The “wrongs of the past were righted” on Monday morning, when Key West native Alvin Alce received his Purple Heart from the U.S. Army — 53 years after he was injured in combat in the Vietnam War.
Cathy Crane, director of the local Veterans Affairs office, learned in 2019 that Alce had never received the Purple Heart he deserved after being injured in May 1969 in the deadly Battle of Hamburger Hill.
“In the end, there were more than 400 U.S. casualties. Platoons of more than 40 men were down to 15 to 20 men at the end of the battle. Of the 20 platoon leaders present on the first day, only four were still standing on the last,” Brigadier General William Mason III (retired) told the standing-room only crowd Monday at the Harvey Government Center in Key West. “Among all of America’s military awards, the Purple Heart is perhaps the most solemn because it signifies personal sacrifice and individual loss suffered for the good of others.”

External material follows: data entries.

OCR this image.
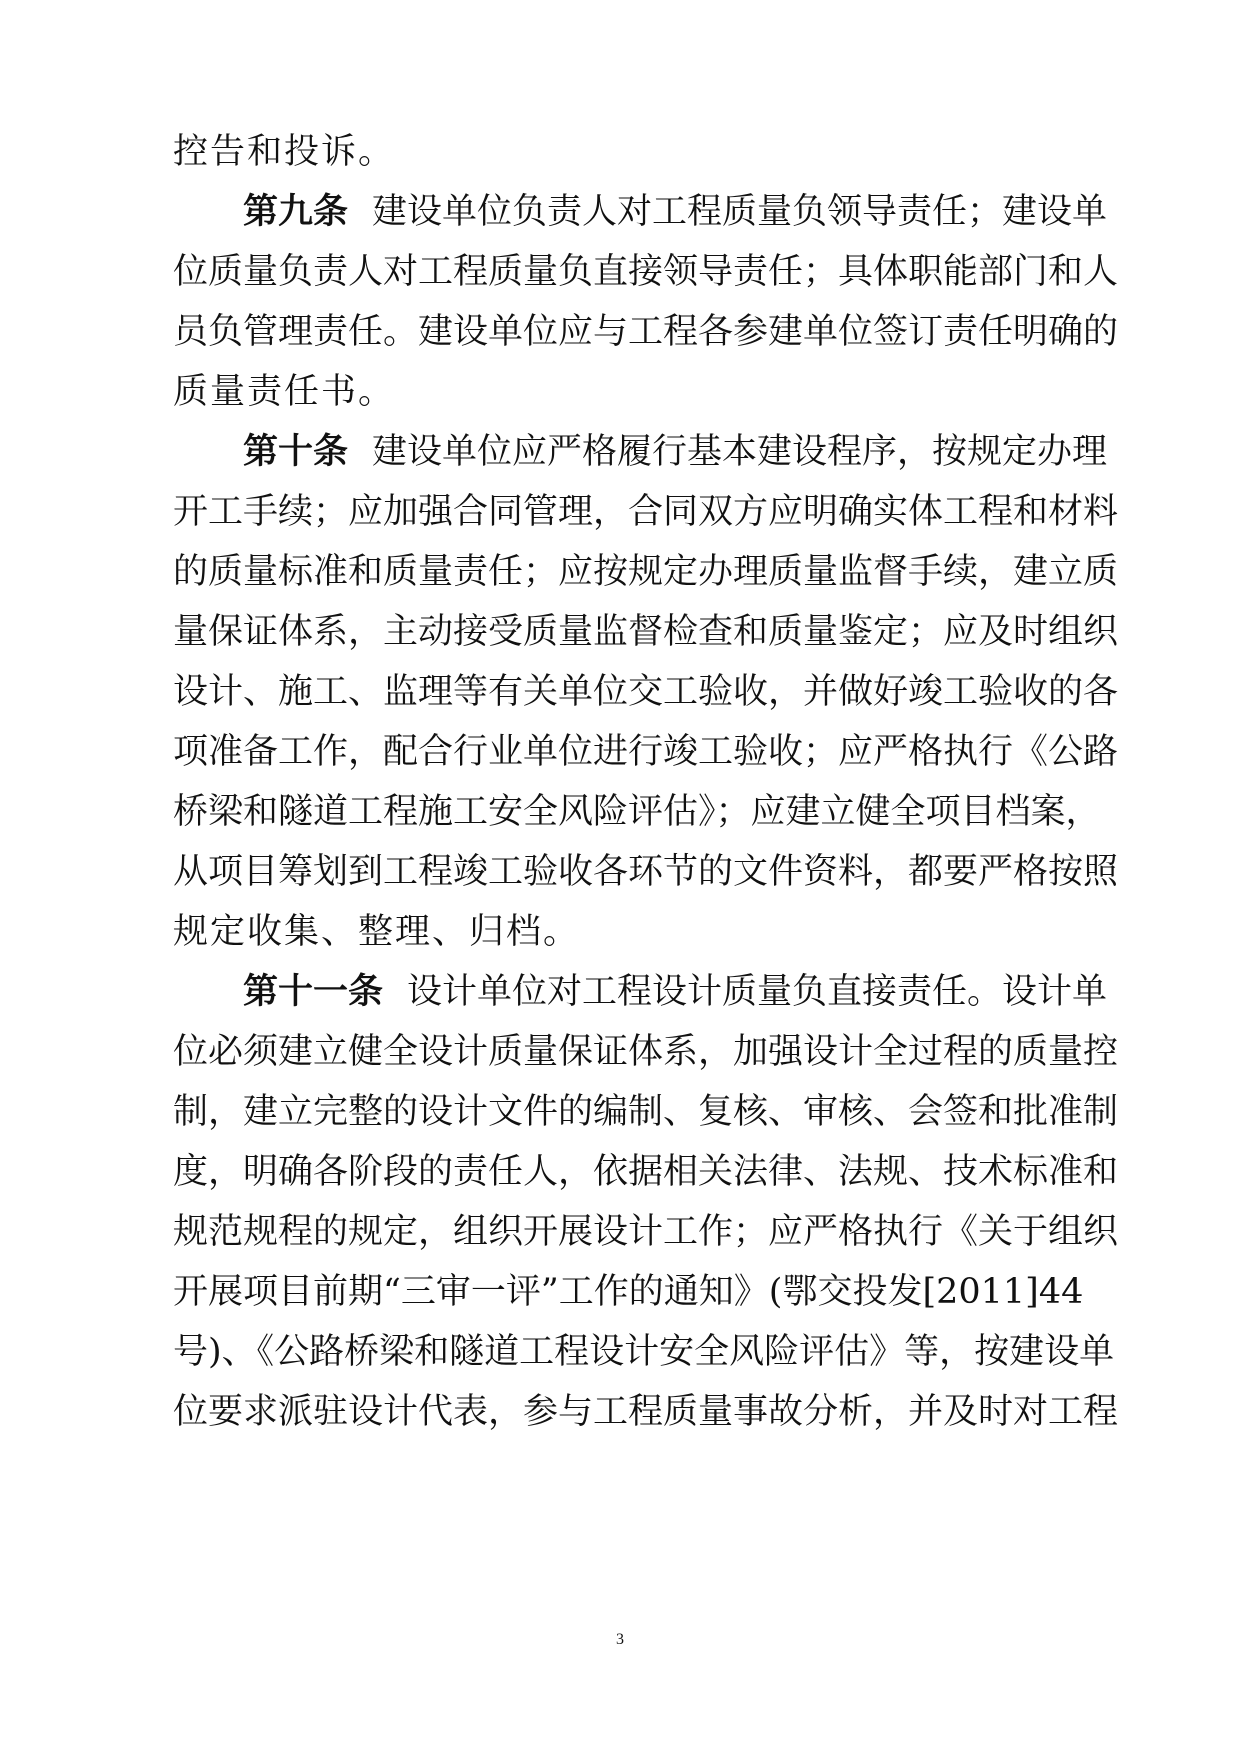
控告和投诉。
第九条 建设单位负责人对工程质量负领导责任；建设单
位质量负责人对工程质量负直接领导责任；具体职能部门和人
员负管理责任。建设单位应与工程各参建单位签订责任明确的
质量责任书。
第十条 建设单位应严格履行基本建设程序，按规定办理
开工手续；应加强合同管理，合同双方应明确实体工程和材料
的质量标准和质量责任；应按规定办理质量监督手续，建立质
量保证体系，主动接受质量监督检查和质量鉴定；应及时组织
设计、施工、监理等有关单位交工验收，并做好竣工验收的各
项准备工作，配合行业单位进行竣工验收；应严格执行《公路
桥梁和隧道工程施工安全风险评估》；应建立健全项目档案，
从项目筹划到工程竣工验收各环节的文件资料，都要严格按照
规定收集、整理、归档。
第十一条 设计单位对工程设计质量负直接责任。设计单
位必须建立健全设计质量保证体系，加强设计全过程的质量控
制，建立完整的设计文件的编制、复核、审核、会签和批准制
度，明确各阶段的责任人，依据相关法律、法规、技术标准和
规范规程的规定，组织开展设计工作；应严格执行《关于组织
开展项目前期“三审一评”工作的通知》(鄂交投发[2011]44
号)、《公路桥梁和隧道工程设计安全风险评估》等，按建设单
位要求派驻设计代表，参与工程质量事故分析，并及时对工程
3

![](https://keysweekly.com/wp-content/uploads/2022/08/Alvin-Alce-in-1969-900x730.jpg)
Alce’s son, Justin, also spoke at Monday’s ceremony, recalling how, “as a kid, I used to count the notches from your bullet stitches.
“Walking point in Vietnam was your college experience,” Justin Alce told his father. “You are my favorite point man, Dad.”
Justin Alce then read his father’s favorite poem, “If—,” by Rudyard Kipling, which ends, “If you can fill the unforgiving minute / With sixty seconds’ worth of distance run, / Yours is the Earth and everything that’s in it, / And—which is more—you’ll be a Man, my son.”